Я могла играть что мне угодно. Могла сама составлять себе репертуар. Я часто меняла его, включала новую музыку, в том числе композиторов XX века, и наслаждалась большей творческой свободой, чем когда-либо прежде.
Оборотной стороной было то, что я, как и раньше, не могла обучать чешских студентов, только иностранцев. Мне это причиняло боль, потому что и я, и Виктор считали очень важным поделиться знаниями и опытом. Во многих смыслах я упустила лучшие в жизни педагога годы – в тридцать лет начинаешь по-настоящему разбираться в том, что стараешься передать студентам. Государственный антисемитизм все еще никуда не исчез, и я убеждалась в этом, едва пыталась предпринять что-то необычное.
Со смягчением режима сняли запрет на музыку чешского композитора Мартину, и я хотела исполнить его клавесинный концерт, никогда не игравшийся в Чехословакии. Мы с Виктором и моей матерью дружили с Карлом Анчерлом, тогда главным дирижером Чешской филармонии. Он тоже пережил заточение в Терезине. Это Карел называл тощих подростков «крольчатами» и давал им добавку супа. Он не помнил меня по лагерю, где нас, кого Карел подкармливал, были тысячи, но он всегда по-доброму относился ко мне, особенно когда узнал, через что я прошла. Виктор ему тоже нравился, нравилось его творчество. Карел называл моего мужа «скромным человеком» за то, что, несмотря на замечательное мастерство композитора, Виктор никогда не кичился своими сочинениями.
Меня радовало, что именно с Анчерлом мы работали над исполнением Мартину, но я не предполагала, до какой степени враждебно настроенными окажутся власти. Когда мы всё приготовили, неожиданно я услышала: «Вам не позволят сыграть этот концерт. Высокопоставленный партийный деятель сказал, что одного еврея в Чешской филармонии более чем достаточно». Я была ошеломлена. Исполнить Мартину пригласили клавесиниста из Вены, и это причинило мне боль. Потом мне не разрешали играть с филармоническим оркестром, пока он оставался под управлением Карела Анчерла, и, только когда его сменил Вацлав Нойман, это стало возможным, потому что «двух евреев в Чешском филармоническим оркестре многовато».
К счастью, как только я сыграла первый концерт с Вацлавом Нойманом, стало ясно, что между нами началось алхимическое взаимодействие, и мы создали собственный камерный оркестр. Обычно дирижер и солисты собираются перед концертом обсудить, что они ждут друг от друга. У Ноймана не возникло такой потребности, он сказал: «Нет, нет, нет, вы знаете, что я человек неглупый, и, кроме того, я же слышу ваши мысли». Похоже было на игру в теннис. Он ловил подачу и возвращал мне мячик. Это действительно нечто из ряда вон выходящее, и, как с Йозефом Суком, мы слились в единый коллектив. Мне очень нравилось, как развивается наше сотрудничество.

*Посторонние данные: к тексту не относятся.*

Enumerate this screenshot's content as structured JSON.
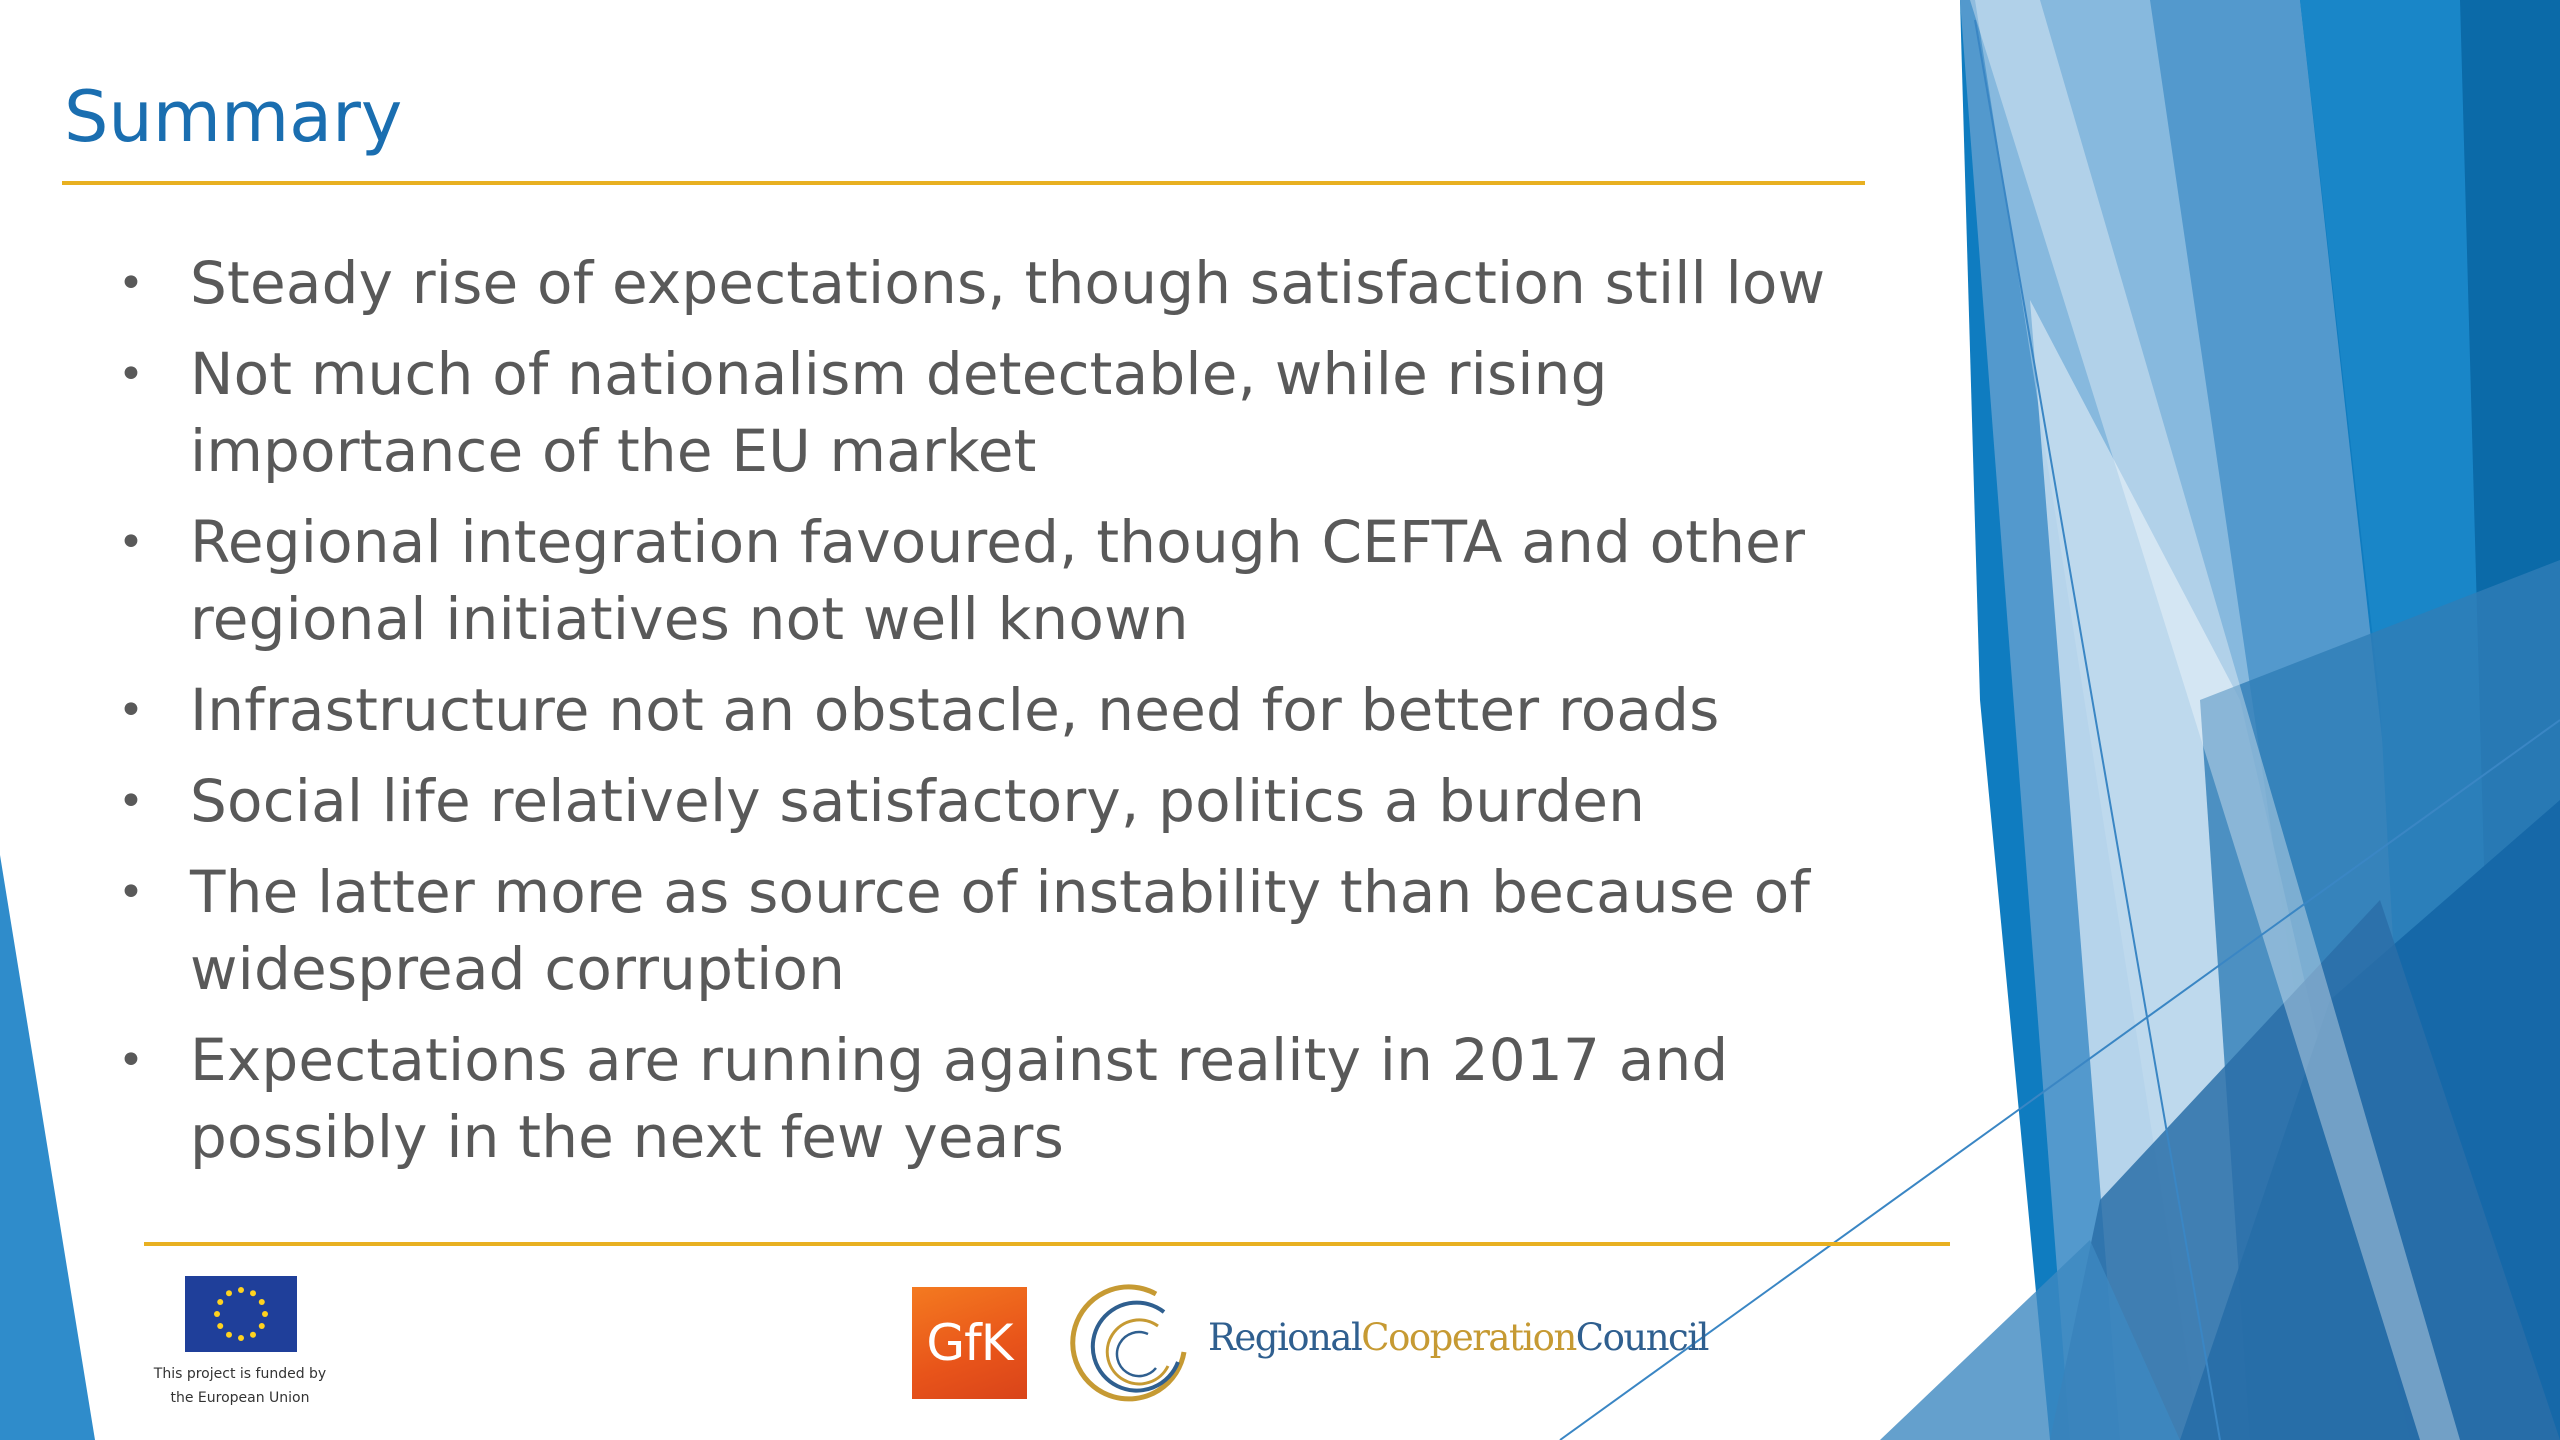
{
  "slide": {
    "title": "Summary",
    "bullets": [
      "Steady rise of expectations, though satisfaction still low",
      "Not much of nationalism detectable, while rising importance of the EU market",
      "Regional integration favoured, though CEFTA and other regional initiatives not well known",
      "Infrastructure not an obstacle, need for better roads",
      "Social life relatively satisfactory, politics a burden",
      "The latter more as source of instability than because of widespread corruption",
      "Expectations are running against reality in 2017 and possibly in the next few years"
    ]
  },
  "footer": {
    "eu_line1": "This project is funded by",
    "eu_line2": "the European Union",
    "gfk_logo": "GfK",
    "rcc_part1": "Regional",
    "rcc_part2": "Cooperation",
    "rcc_part3": "Council"
  },
  "icons": [
    "eu-flag-icon",
    "gfk-logo",
    "rcc-swirl-icon"
  ],
  "colors": {
    "title": "#1a6eb0",
    "rule": "#e8b021",
    "bullet_text": "#595959",
    "accent_blue": "#1b75bb",
    "gfk_orange": "#f47a20",
    "rcc_gold": "#c69a33",
    "rcc_blue": "#2f5f8f"
  }
}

В 1960 году со мной и Нойманом произошел забавный случай, когда мы давали концерт Генделя и Бенды в Праге. Выступление имело большой успех, и, сыграв свою партию, я встала поклониться публике, но мое зеленое шелковое платье застряло под сидением стула. Вызывая еще больший смех, Нойман и музыканты бросились выручать меня и наконец освободили.
Чудесным образом главные оркестры Чехословакии стали исполнять и сочинения Виктора. Анчерл и Нойман просили его писать для Чешского филармонического оркестра, и его известность росла. Трудность заключалась в том, что официальные критики травили Виктора. Любая рецензия таила в себе угрозу, потому что могла обернуться отправкой на шахты, однако Виктор сохранял спокойствие.
Однажды вечером после исполнения его фортепьянного концерта композиторов и рецензентов пригласили на обсуждение этого сочинения с целью отыскать в нем «идеологические ошибки». Один строгий, внушавший страх критик объявил, что ему и в самом деле не понравился концерт. Он назвал его «слишком идеалистичным». Виктор ответил, что нашему соседу по этажу концерт понравился и что, по-видимому, возможны разные мнения на этот счет, он же, скорее, согласен с нашим соседом. Ответ, конечно, шутливый, но и опасный своей дерзостью.
Несмотря на неповиновение Виктора, власти, по мере того как моя деятельность стала приносить им деньги, изменили позицию относительно нашего брака, моей национальности и моей сомнительной политической характеристики и предоставили мне что-то вроде ВИП-статуса, что позволило активней путешествовать. Нам наконец поставили телефон, по которому я выслушивала предложения и проверяла свой график, прежде чем начать бюрократическую возню. Линией пользовались все в нашем доме, и мы знали, что всякий разговор прослушивался.